After my trip to the new National Police station, I also learned I really want to be Spanish soooo bad. Our new cards are super cool. I like them better than the old ones. They have all kinds of new security features. But one thing we can´t do with them is turn them into DNIe cards. Because we are not Spanish. And turning your DNI card into a DNIe card unlocks a few things. First, it lets you travel to any country that recognizes a digital passport. So no need to carry the real paper book thing. The little book is now obsolete for travel to and from these places with digital passport agreements. It´s kind of like an enhanced drivers license in the US, but that´s only good for Canada. We always got the additional ´Passport Cards´ for ourselves and our kids when we got our passports. But, again, while fine for ID, they were only good for driving across the Canadian Border. Oh, and getting the student discount at the Valencia Oceanographic for Emilie. But that hardly matters.

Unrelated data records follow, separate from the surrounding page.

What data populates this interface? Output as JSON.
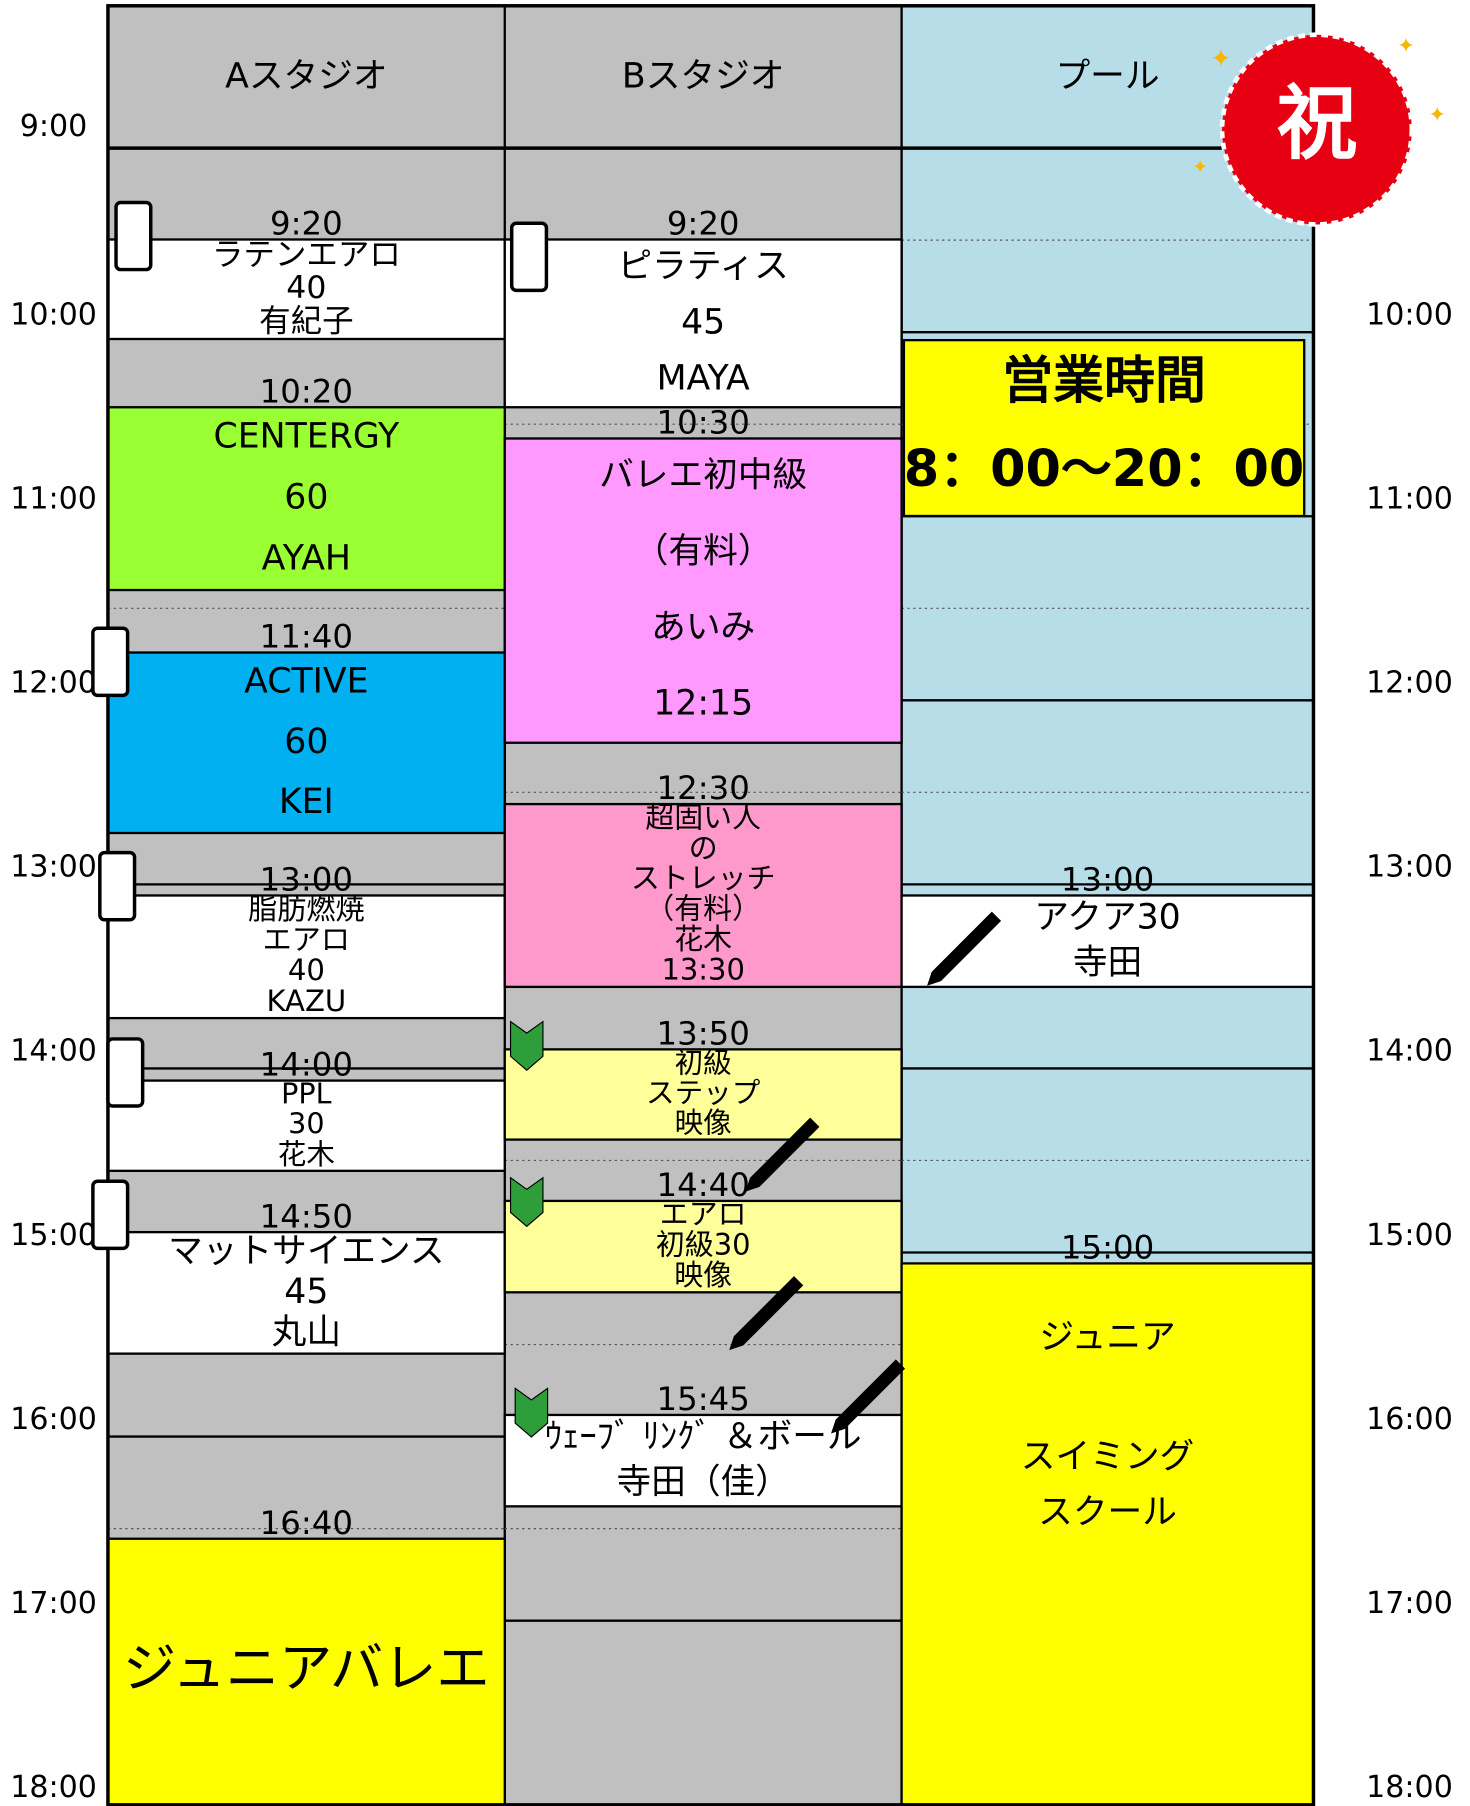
{
  "header": {
    "columns": [
      "Aスタジオ",
      "Bスタジオ",
      "プール"
    ],
    "badge": "祝"
  },
  "time_labels": {
    "left": [
      "9:00",
      "10:00",
      "11:00",
      "12:00",
      "13:00",
      "14:00",
      "15:00",
      "16:00",
      "17:00",
      "18:00"
    ],
    "right": [
      "10:00",
      "11:00",
      "12:00",
      "13:00",
      "14:00",
      "15:00",
      "16:00",
      "17:00",
      "18:00"
    ]
  },
  "columns": [
    {
      "events": [
        {
          "start": "9:20",
          "lines": [
            "ラテンエアロ",
            "40",
            "有紀子"
          ]
        },
        {
          "start": "10:20",
          "lines": [
            "CENTERGY",
            "60",
            "AYAH"
          ]
        },
        {
          "start": "11:40",
          "lines": [
            "ACTIVE",
            "60",
            "KEI"
          ]
        },
        {
          "start": "13:00",
          "lines": [
            "脂肪燃焼",
            "エアロ",
            "40",
            "KAZU"
          ]
        },
        {
          "start": "14:00",
          "lines": [
            "PPL",
            "30",
            "花木"
          ]
        },
        {
          "start": "14:50",
          "lines": [
            "マットサイエンス",
            "45",
            "丸山"
          ]
        },
        {
          "start": "16:40",
          "lines": [
            "ジュニアバレエ"
          ]
        }
      ]
    },
    {
      "events": [
        {
          "start": "9:20",
          "lines": [
            "ピラティス",
            "45",
            "MAYA"
          ]
        },
        {
          "start": "10:30",
          "lines": [
            "バレエ初中級",
            "（有料）",
            "あいみ",
            "12:15"
          ]
        },
        {
          "start": "12:30",
          "lines": [
            "超固い人",
            "の",
            "ストレッチ",
            "（有料）",
            "花木",
            "13:30"
          ]
        },
        {
          "start": "13:50",
          "lines": [
            "初級",
            "ステップ",
            "映像"
          ]
        },
        {
          "start": "14:40",
          "lines": [
            "エアロ",
            "初級30",
            "映像"
          ]
        },
        {
          "start": "15:45",
          "lines": [
            "ｳｪｰﾌﾞ ﾘﾝｸﾞ ＆ボール",
            "寺田（佳）"
          ]
        }
      ]
    },
    {
      "events": [
        {
          "lines": [
            "営業時間",
            "8：00～20：00"
          ]
        },
        {
          "start": "13:00",
          "lines": [
            "アクア30",
            "寺田"
          ]
        },
        {
          "start": "15:00",
          "lines": [
            "ジュニア",
            "スイミング",
            "スクール"
          ]
        }
      ]
    }
  ]
}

People were in a separate lime at the Police office to use the machines to convert their DNI cards and upgrade their lives. I stared with envy. Because the other thing the DNIe does is it gives you a digital signature, which is like a digital certificate. Yes, that elusive thing I’m trying to get right now. But I have a line on how I might circumvent the system, so stay tuned for that.
It will be interesting to watch all the innovations that come out of the pandemic. Yes, its been horrific. So many have died or been severely ill. Believe me, I know. People’s livelihoods and economies have been decimated. But out on the other side of wars and pandemics, innovation explodes. New and old problems will be solved in ways we couldn’t have imagined before. Sure, the examples above seem a bit trivial. Trying to focus on the upside if all of this. But I, for one, can´t wait to see what they are.
2 thoughts on “A Fresh Approach”
It’s sad that it takes such tragedy sometimes for us to take the step back, look at ‘the norm’ again, and see what we can do differently. I’m always so impressed with people that can do that thinking outside the box. But then the onus is on them to convince others who aren’t caught up to them yet. Interesting read!
It´s true. The innovators will bear the brunt of convincing everyone else. But that´s always the way, isn´t it? Hopefully there will be good that will arise and surprise us all.